Phenotypic analysis of FACS-isolated ES cell clones. Panels A-C show images of three clones with different phenotypes. (A) colony of cells expressing CFP only, (B) colony of cells expressing YFP only, (C) colony of cells expressing both CFP and YFP. Images shown were are produced by merging three images, CFP epifluorescence, YFP epifluorescence, and phase contrast. Gray cells under the ES clones are a monolayer of non-fluorescent wild type MEF feeder cells. Arrows indicate some of the cellular debris and dead cells that exhibited autofluorescence. Panels D, E and F correlate with panels A, B and C, respectively, and show FACS analysis of each subclone. Polygons indicate gates used to collect putative monochromatic cells. Arrows indicate residual MEF feeder cells present in ES cell populations subjected to FACS.

Figure 6

Genotyping the ROSA26 locus in DNA isolated from monochromatic clones. At left are shown maps of the two alleles in parental cells. The YFP gene has an additional cleavage site for Pst1 restriction endonuclease. Lane 1, a clone lacking the YFP gene. Lane 2, a dichromatic clone, which retained both the genes, as expected. Lane 3, a clone lacking the CFP gene. Lanes 4 & 5, data from DNA of unsorted ES cell lines. Lane 6, PCR control containing no DNA in the reaction mix.
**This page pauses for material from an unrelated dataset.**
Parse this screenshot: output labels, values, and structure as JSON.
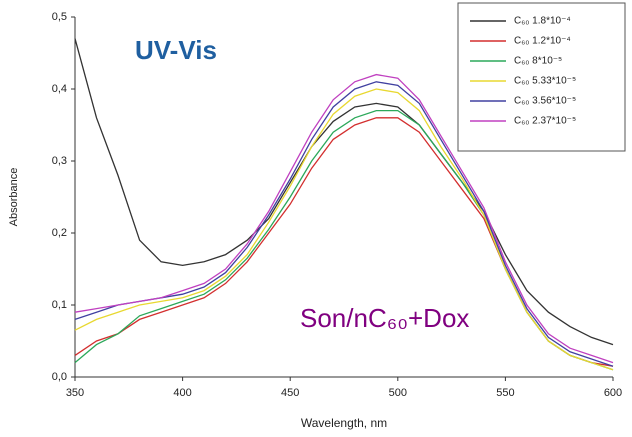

Markers are 1 Kb DNA ladder (Invitrogen).

Figure 7

Whole chromosome-6-paint FISH analysis of monochromatic ES cell clones that had lost heterozygosity at both the ROSA26 locus and D6Mit159. Metaphase chromosomes were hybridized to a chromosome 6 probe labeled with FITC. Chromosomes were counter stained red with propidium iodide (PI). Images shown were produced by merging FITC and PI epifluorescence images. Copies of chromosome 6 are yellow. Other chromosomes are red. Panels A and B show metaphase chromosomes from cells that expressed CFP only or YFP only, respectively. 400× magnification.